John and the Hoenikkers pause the ice-nine decontamination to attend John's inauguration festivities. During the festivities, San Lorenzo's small air force presents a brief air show, but one of the airplanes malfunctions and crashes into the dictator's seaside palace, causing his still-frozen body to tumble into the ocean; all the water in the world's seas, rivers, and groundwater turns into ice-nine, sure to kill almost all life in a few days.

The freezing of the world's oceans immediately causes violent storms and tornadoes to ravage the landscape, and John manages to escape with Mona to a secret bunker. Upon hearing the storms subside after several days, they emerge. Exploring the island and looking for survivors, they discover a mass grave where all the surviving San Lorenzans had killed themselves with ice-nine, on the facetious advice of Bokonon. Displaying a mix of grief and resigned amusement, Mona kills herself as well. A shocked John is later found by survivors (an American couple he had met on the plane to San Lorenzo and Felix Hoenikker's two sons), and he lives in a cave for several months, during which time he writes a memoir revealed to be the novel itself.
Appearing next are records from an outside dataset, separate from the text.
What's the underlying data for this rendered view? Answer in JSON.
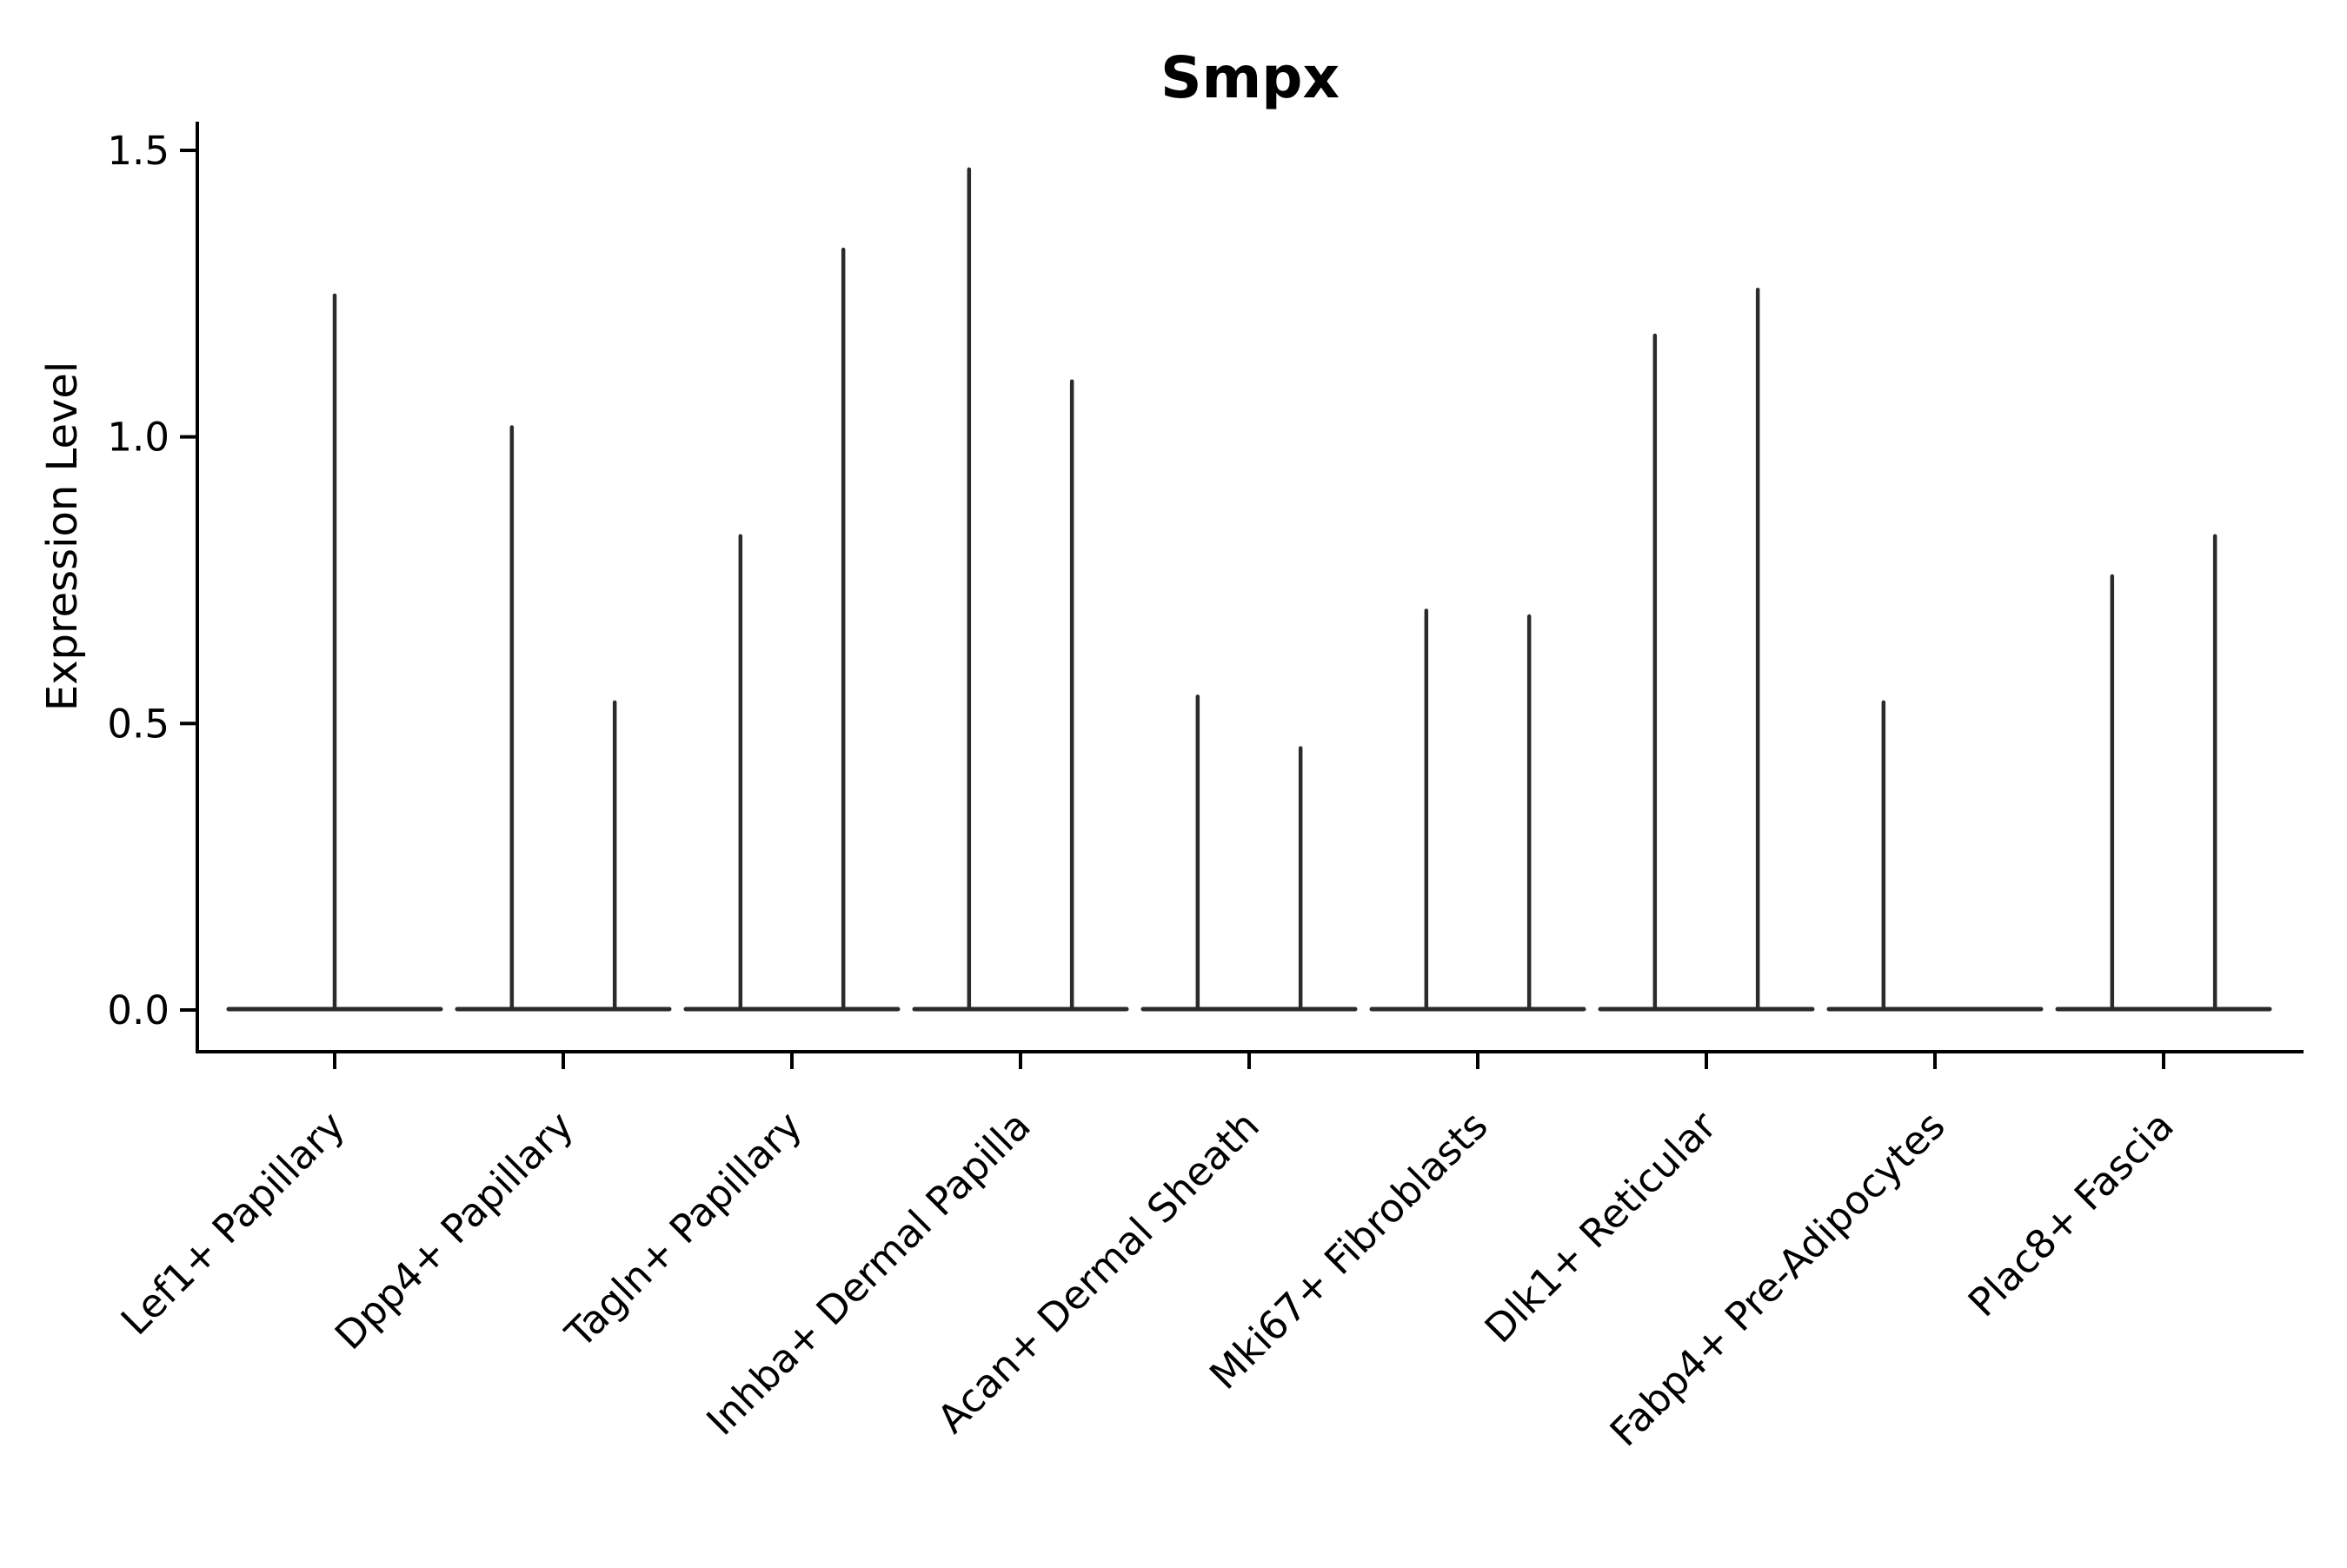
{
  "chart_data": {
    "type": "violin",
    "title": "Smpx",
    "ylabel": "Expression Level",
    "xlabel": "",
    "ylim": [
      -0.07,
      1.55
    ],
    "yticks": [
      0.0,
      0.5,
      1.0,
      1.5
    ],
    "ytick_labels": [
      "0.0",
      "0.5",
      "1.0",
      "1.5"
    ],
    "grid": false,
    "legend": null,
    "categories": [
      "Lef1+ Papillary",
      "Dpp4+ Papillary",
      "Tagln+ Papillary",
      "Inhba+ Dermal Papilla",
      "Acan+ Dermal Sheath",
      "Mki67+ Fibroblasts",
      "Dlk1+ Reticular",
      "Fabp4+ Pre-Adipocytes",
      "Plac8+ Fascia"
    ],
    "violins": [
      {
        "category": "Lef1+ Papillary",
        "baseline_value": 0.0,
        "spikes": [
          {
            "offset": 0.0,
            "max": 1.25
          }
        ]
      },
      {
        "category": "Dpp4+ Papillary",
        "baseline_value": 0.0,
        "spikes": [
          {
            "offset": -0.225,
            "max": 1.02
          },
          {
            "offset": 0.225,
            "max": 0.54
          }
        ]
      },
      {
        "category": "Tagln+ Papillary",
        "baseline_value": 0.0,
        "spikes": [
          {
            "offset": -0.225,
            "max": 0.83
          },
          {
            "offset": 0.225,
            "max": 1.33
          }
        ]
      },
      {
        "category": "Inhba+ Dermal Papilla",
        "baseline_value": 0.0,
        "spikes": [
          {
            "offset": -0.225,
            "max": 1.47
          },
          {
            "offset": 0.225,
            "max": 1.1
          }
        ]
      },
      {
        "category": "Acan+ Dermal Sheath",
        "baseline_value": 0.0,
        "spikes": [
          {
            "offset": -0.225,
            "max": 0.55
          },
          {
            "offset": 0.225,
            "max": 0.46
          }
        ]
      },
      {
        "category": "Mki67+ Fibroblasts",
        "baseline_value": 0.0,
        "spikes": [
          {
            "offset": -0.225,
            "max": 0.7
          },
          {
            "offset": 0.225,
            "max": 0.69
          }
        ]
      },
      {
        "category": "Dlk1+ Reticular",
        "baseline_value": 0.0,
        "spikes": [
          {
            "offset": -0.225,
            "max": 1.18
          },
          {
            "offset": 0.225,
            "max": 1.26
          }
        ]
      },
      {
        "category": "Fabp4+ Pre-Adipocytes",
        "baseline_value": 0.0,
        "spikes": [
          {
            "offset": -0.225,
            "max": 0.54
          }
        ]
      },
      {
        "category": "Plac8+ Fascia",
        "baseline_value": 0.0,
        "spikes": [
          {
            "offset": -0.225,
            "max": 0.76
          },
          {
            "offset": 0.225,
            "max": 0.83
          }
        ]
      }
    ],
    "colors": {
      "violin_line": "#2b2b2b",
      "axis": "#000000",
      "background": "#ffffff"
    }
  }
}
The book ends by his meeting a weary Bokonon, who is contemplating what the last words of The Books of Bokonon should be. Bokonon states that if he were younger, he would have climbed to the top of Mt. McCabe, placed a book about human stupidity at the peak, and, through the administration of ice-nine, "make a statue of myself, lying on my back, grinning horribly, and thumbing my nose at You Know Who"; it is strongly implied that John is inspired to do just that, with the novel as the "book about human stupidity."